Emilio fez, por encomenda, versos de propaganda. Ai vão alguns deles: Para uma marca de manteiga, no período da Guerra dos Balcãs: Da Sérvia à Herzegovina, o ardor escalda | Porque esse povo forte e unido importa | Manteiga do Brasil, marca Esmeralda. Para a cerveja Brahma: José Bonifácio insulava | Nessa ilha pitoresca, Paquetá! | Lugar onde a água de coco dominava | E a Brahma Porter dominando está. Para o cigarro Excelsior: Do alto do céu demande o rumo | O aroma que o cigarro tem. | Porém o odoroso fumo | do Excelsior vai muito além.

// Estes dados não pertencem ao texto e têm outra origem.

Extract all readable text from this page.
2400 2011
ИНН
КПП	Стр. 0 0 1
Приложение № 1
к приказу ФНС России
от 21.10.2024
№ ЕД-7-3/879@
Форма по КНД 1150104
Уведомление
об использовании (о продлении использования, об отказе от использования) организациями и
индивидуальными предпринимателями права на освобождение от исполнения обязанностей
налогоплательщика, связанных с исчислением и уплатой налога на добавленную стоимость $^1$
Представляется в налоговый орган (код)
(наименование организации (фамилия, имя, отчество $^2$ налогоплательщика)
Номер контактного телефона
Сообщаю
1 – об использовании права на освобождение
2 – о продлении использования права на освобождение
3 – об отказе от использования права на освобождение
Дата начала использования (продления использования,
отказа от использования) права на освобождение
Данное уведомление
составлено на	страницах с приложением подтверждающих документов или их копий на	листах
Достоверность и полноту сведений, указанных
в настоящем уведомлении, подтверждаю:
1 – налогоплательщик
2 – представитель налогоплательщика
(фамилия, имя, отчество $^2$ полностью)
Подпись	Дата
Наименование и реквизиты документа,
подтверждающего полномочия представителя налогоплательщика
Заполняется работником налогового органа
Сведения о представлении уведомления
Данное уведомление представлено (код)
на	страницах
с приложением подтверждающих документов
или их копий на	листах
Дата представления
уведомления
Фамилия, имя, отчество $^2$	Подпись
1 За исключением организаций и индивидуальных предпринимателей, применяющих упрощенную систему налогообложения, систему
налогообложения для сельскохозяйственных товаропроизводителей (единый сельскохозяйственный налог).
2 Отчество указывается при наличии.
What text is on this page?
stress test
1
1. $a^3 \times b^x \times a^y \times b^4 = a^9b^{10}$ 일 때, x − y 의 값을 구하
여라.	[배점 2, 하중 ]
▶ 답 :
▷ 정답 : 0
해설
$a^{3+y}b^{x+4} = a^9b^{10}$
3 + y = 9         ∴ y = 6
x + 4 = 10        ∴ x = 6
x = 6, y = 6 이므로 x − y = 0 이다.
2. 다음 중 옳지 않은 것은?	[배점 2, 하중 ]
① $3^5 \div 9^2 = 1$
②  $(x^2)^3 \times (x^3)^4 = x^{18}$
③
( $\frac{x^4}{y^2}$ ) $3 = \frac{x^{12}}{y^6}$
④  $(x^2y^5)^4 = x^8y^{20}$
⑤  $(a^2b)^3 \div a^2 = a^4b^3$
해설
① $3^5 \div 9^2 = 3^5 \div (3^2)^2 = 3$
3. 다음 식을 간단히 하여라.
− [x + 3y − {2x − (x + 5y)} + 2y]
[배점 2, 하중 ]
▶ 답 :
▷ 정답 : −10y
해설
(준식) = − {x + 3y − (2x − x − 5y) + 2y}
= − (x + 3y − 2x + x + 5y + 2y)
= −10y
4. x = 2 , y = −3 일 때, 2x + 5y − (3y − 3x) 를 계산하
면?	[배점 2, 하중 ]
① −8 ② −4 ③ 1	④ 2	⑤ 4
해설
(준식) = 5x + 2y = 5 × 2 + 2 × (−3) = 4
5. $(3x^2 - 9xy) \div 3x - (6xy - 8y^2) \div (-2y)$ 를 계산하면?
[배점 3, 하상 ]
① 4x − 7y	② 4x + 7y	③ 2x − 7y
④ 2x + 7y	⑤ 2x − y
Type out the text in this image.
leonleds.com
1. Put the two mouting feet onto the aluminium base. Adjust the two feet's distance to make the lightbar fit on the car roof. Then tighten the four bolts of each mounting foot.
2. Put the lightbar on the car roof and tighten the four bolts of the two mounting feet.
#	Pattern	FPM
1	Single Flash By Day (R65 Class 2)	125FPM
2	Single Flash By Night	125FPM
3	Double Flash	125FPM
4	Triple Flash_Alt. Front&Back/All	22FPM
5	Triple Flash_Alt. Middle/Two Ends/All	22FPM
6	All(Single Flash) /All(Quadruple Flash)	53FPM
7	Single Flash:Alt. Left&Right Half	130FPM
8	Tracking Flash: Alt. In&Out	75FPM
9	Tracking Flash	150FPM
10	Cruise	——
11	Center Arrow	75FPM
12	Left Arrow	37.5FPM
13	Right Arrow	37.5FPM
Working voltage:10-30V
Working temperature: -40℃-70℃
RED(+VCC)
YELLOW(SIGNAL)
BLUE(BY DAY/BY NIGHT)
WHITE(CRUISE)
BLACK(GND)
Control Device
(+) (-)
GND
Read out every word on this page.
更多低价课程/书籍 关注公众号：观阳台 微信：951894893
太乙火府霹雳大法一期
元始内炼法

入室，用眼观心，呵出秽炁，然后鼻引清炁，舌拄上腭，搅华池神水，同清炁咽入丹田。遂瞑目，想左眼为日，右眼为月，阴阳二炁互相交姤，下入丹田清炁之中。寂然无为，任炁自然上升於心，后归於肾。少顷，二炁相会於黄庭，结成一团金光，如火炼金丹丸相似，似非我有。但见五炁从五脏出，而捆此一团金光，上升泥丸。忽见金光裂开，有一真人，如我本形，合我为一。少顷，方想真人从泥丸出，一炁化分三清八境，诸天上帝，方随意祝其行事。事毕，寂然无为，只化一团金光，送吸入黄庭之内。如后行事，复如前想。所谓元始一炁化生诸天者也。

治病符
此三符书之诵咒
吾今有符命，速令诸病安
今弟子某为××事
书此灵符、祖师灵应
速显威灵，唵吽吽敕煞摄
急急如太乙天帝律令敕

Depois de milhares de tiradas engraçadas e de acoites verbais a políticos (inclusive Ruy Barbosa), O poeta morreu doente e aos poucos sua obra poética, embora objeto de apreciação, foi aos poucos caindo no esquecimento. Envelheceu, e com ele, sua forma de viver. Mas ele sabia que tudo envelhecia. Disse-o na estrofe última de Tarde na Praia, ao contemplar o mar: E ao contemplá-lo assim, tristonho digo, | vendo-lhe, à espuma, os meus cabelos brancos: | o velho mar envelheceu comigo.”